Friday, March 23, 2012

Psychiatrists Have Finally Lost It - Nearly Everything's Now a 'Disorder'!

Here's the problem with highly subjective sciences like economics and psychology: they are too much subject to the vagaries of the current 'flavor of the month' and also to the intrusion of politics resulting in degradation of quality. This is why I never even remotely considered a career in either, too "floppy", "squishy" and difficult to pin down. Give me physics every time, because at least the motions of a pendulum can be quantified as well as the motions of planets. Thus the motion of the first can be determined as being simple harmonic or not, while the latter's orbit can be determined to be elliptic, or circular.

This has come to the fore once again as we learn (TIME, March 19, p. 42) that the newest version of the Diagnostic and Statistic Manual (DSM-V), the "bible" of modern psychiatric practice, is on the verge of a monstrous diagnostic inflation. By that I mean adding hundreds of new disorders to the existing DSM list, which of course translates into more money for insurance companies (even at a time we're trying to cut medical costs) as well as new brands of meds to treat all the new disorders - a likely bonanza for Big PhrMa.

In physics, at least, experimental measurements determine whether a claim is valid or not. For example, the claim of faster than light neutrinos by a research group at CERN last year, has now pretty well been shown to be false, e.g.

Even before those later tests were conducted, for which a confirmation failed, application of special relativity considerations disclosed that to achieve FTL levels a mass would need to be imaginary. This alone lent suspicion to the original CERN claim.

Even at a simpler level, say for classical mechanical systems, measurements performed can quickly determine whether a system, say a pendulum, is non-holonomic or holonomic. In the latter case we expect the configuration to be entirely describable from the coordinates (x, y, z) and not all dependent on velocities.

But alas, no such clarity resides in psychology-psychiatry! Moreover, unlike a holonomic system in physics, what the eggheads of the American Psychiatric Association declare will have immediate impacts on citizens and taxpayers. For example, a DSM classification can determine if symptoms are unpleasant or signs of real disease. If the latter, one may well become unemployable - if an employer rifles through your records - or you may have to receive treatment that includes expensive meds in order to be declared cured. Furthermore, these mental health issues can determine whether or how much insurance will pay for any prescribed treatments...or meds.

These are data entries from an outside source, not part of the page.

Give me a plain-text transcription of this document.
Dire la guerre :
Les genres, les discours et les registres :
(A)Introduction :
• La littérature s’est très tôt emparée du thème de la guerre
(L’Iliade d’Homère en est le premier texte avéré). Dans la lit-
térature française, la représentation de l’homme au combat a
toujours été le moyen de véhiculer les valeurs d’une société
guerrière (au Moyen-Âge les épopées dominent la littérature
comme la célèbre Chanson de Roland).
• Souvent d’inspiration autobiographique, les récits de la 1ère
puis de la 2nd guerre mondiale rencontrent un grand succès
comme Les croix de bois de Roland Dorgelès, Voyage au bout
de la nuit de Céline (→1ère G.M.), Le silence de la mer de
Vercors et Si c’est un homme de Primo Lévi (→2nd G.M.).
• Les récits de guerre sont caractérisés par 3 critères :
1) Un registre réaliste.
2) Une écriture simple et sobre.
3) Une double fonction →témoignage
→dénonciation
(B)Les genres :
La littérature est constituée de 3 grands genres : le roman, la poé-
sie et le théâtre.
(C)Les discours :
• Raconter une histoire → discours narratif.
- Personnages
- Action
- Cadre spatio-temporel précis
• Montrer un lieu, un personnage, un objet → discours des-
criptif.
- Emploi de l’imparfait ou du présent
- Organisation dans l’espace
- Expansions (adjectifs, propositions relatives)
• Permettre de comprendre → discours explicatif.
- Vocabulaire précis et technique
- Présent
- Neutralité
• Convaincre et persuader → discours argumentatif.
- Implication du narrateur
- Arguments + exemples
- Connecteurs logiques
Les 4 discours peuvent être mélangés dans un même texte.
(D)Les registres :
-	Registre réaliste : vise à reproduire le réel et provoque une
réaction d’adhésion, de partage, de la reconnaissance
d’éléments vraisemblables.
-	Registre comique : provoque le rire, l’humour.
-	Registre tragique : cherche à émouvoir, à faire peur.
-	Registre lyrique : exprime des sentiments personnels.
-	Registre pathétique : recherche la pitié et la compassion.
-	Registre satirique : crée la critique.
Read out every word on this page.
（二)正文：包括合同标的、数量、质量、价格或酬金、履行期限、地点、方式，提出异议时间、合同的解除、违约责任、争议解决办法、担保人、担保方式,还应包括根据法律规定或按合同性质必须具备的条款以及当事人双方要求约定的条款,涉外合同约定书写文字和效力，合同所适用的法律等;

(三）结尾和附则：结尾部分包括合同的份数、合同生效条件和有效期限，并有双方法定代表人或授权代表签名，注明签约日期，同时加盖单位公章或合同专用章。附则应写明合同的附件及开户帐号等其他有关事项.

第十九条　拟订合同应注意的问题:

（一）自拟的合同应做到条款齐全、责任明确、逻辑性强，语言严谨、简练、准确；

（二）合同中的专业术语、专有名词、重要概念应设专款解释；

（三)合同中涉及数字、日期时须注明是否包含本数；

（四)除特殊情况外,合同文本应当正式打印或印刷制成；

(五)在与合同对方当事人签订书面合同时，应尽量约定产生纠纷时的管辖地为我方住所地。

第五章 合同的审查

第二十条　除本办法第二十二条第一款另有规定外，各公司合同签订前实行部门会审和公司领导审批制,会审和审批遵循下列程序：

As an example, the new definition and classification for depression would eliminate any exceptions for grief or bereavement (ibid.), say after a parent's death - such as my dad's in 2009. In effect, anyone found to be exhibiting symptoms of mourning or grief would then be diagnosed with a mental illness, in this case depression - and have meds prescribed such as Paxil, Zoloft or whatnot. Hence, the emotions once regarded as normal after the death of a spouse or parent, would now become pathological symptoms!

Note again, this determination has not been based on ANY objectively measurable standard, say like a noteable deviation in a PET (positron emission tomography) scan, but essentially on subjective votes or inputs. Dr. X writes into the APA site and affirms we need to treat grief after a spouse's death as a mental disorder, and so it is. Ten thousand more support Dr. X and the disorder finds its way into the DSM.

As the TIME piece notes (ibid.):

"What DSM 5 almost certainly will do is help APA members to bill insurance companies for more conditions."

So just imagine how many of these characters will now get super rich, even as our health care costs as percentage of GDP explode.

What else is under consideration for "pathologization"? Evidently, over-eating (if you eat a whole pizza you are likely mentally disordered as opposed to consuming 1-2 pieces) and in any case feeling uncomfortably full after. If you therefore consistently go to buffets, whether in Vegas or to Country Buffet for your meals - you are more likely to be classed as mentally disordered because people frequenting those venues are more likely to eat past merely being full.

Sex addiction is also under consideration for inclusion in the mental disorders, and these will be called "hyper-sexual disorder". It would fit, for example, any guy who watches so much internet porn that he's unable to satisfy his wife- who may then report him to the Psych police for mental evaluation. Who knows what meds they will prescribe, as they haven't decided yet. Guys who look at porn at work and fail to meet production quotas can also be classified under this mental disorder, and their employers may well demand treatment - maybe electro-shock several times a week in addition to meds.

Internet addiction, meanwhile, is being examined in terms of inclusion but no consensus yet exists on how many hours a day of net time qualifies. Some say 10, others 15 or more. Be assured, though, the way diagnostic inflation is going, the next DSM will include it.

Mind yourself in the meantime, and make damned sure no one sees you overeating at Applebee's or staring at porn, or crying if a loved one dies. You will then be entered into the annals of mental pathology and your credit score is likely to be affected as well!